Roman contemporain

CALESTREME NATACHA – Les blessures du silence

Yoann, 45 ans, major de la police judiciaire de Paris est chargé par son supérieur d’enquêter sur la disparition d’Amandine Moulin, employée administrative, mariée à un professeur de français. L’enquête est au point mort car pour l’instant rien ne permet de qualifier la disparition d’Amandine en fugue, suicide ou meurtre. En dehors de ses parents, personne ne s’inquiète de son absence. Le mari, professeur apprécié de tous, n’a pas l’air de s’en faire.
Les parents ont d’ailleurs contacté, le commissaire Filipo, ancien fiancé de leur fille, pour que cette affaire soit prise au sérieux.
L’ennui dans la disparition d’une personne majeure est que l’on ignore si elle a voulu échapper à un quotidien contraignant ou si elle a de très gros ennui. Toutefois, la découverte de la carte bleue de la jeune femme affaiblit considérablement la thèse de la fuite.
L’indifférence du mari qui parle de son épouse au passé et différents indices vont amener Yoann à analyser la vie d’un couple apparemment ordinaire.
LE ROMAN
Le roman alterne les chapitres où Amandine raconte sa vie avant sa disparition et l’enquête.
Au fil des pages, on découvre une femme qui vit dans la crainte de son époux. Il la brise psychologiquement en en l’amenant à se dévaloriser constamment. Il suscite en elle un sentiment de culpabilité endémique. habile, il la fait passer pour dépressive vis à vis de son entourage ; il se positionne ainsi en victime.

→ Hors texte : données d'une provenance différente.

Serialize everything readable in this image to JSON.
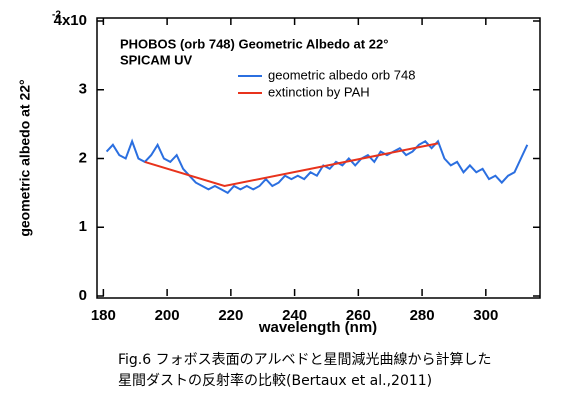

Ce dernier a un statut social important. C’est un professeur compétent ; il est compliqué de mettre en doute son intégrité, alors qu’il est révéré par ses élèves et les parents de ceux-ci. Il faut noter que la perversité entre époux fait beaucoup de dégâts dans les catégories socioprofessionnelles élevées, car il est difficile de remettre en cause le comportement d’une personne reconnue socialement comme bienfaisante.
Ainsi que le note l’auteure, elle s’est inspirée de nombreuses histoires de violence conjugale, dont certaines ont défrayé la chronique.
Extrêmement bien documenté, ce roman offre certaines clés pour lutter contre ces situations d’emprise. Au lieu de jeter l’opprobre sur les personnes qui agissent ainsi. L’auteure explique que certaines personnes cherchent à dominer l’autre pour survivre à leur mal-être. C’est un mode compensatoire.
L’histoire est passionnante. Le processus d’emprise est particulièrement bien décrit. L’enquête elle-même a fait l’objet de nombreux renseignements pris auprès des personnels de police judiciaire et nous permet d’appréhender leur métier, notamment le rôle des chiens policiers dans la recherche des personnes disparues.
Un roman à mettre entre toutes les mains. Comme l’indiquer l’auteure, il n’y a pas que les femmes qui sont victimes de ce type de perversion : « la force physique de l’un, n’empêche pas l’emprise psychologique de l’autre ».
L’AUTEURE
Journaliste et réalisatrice de 30 documentaires sur le thème de la santé et de l’environnement, Natacha Calestrémé a publié plusieurs essais et trois thrillers psychologiques Le Testament des abeilles, Le Voile des apparences et Les Racines du sang aux éditions Albin Michel.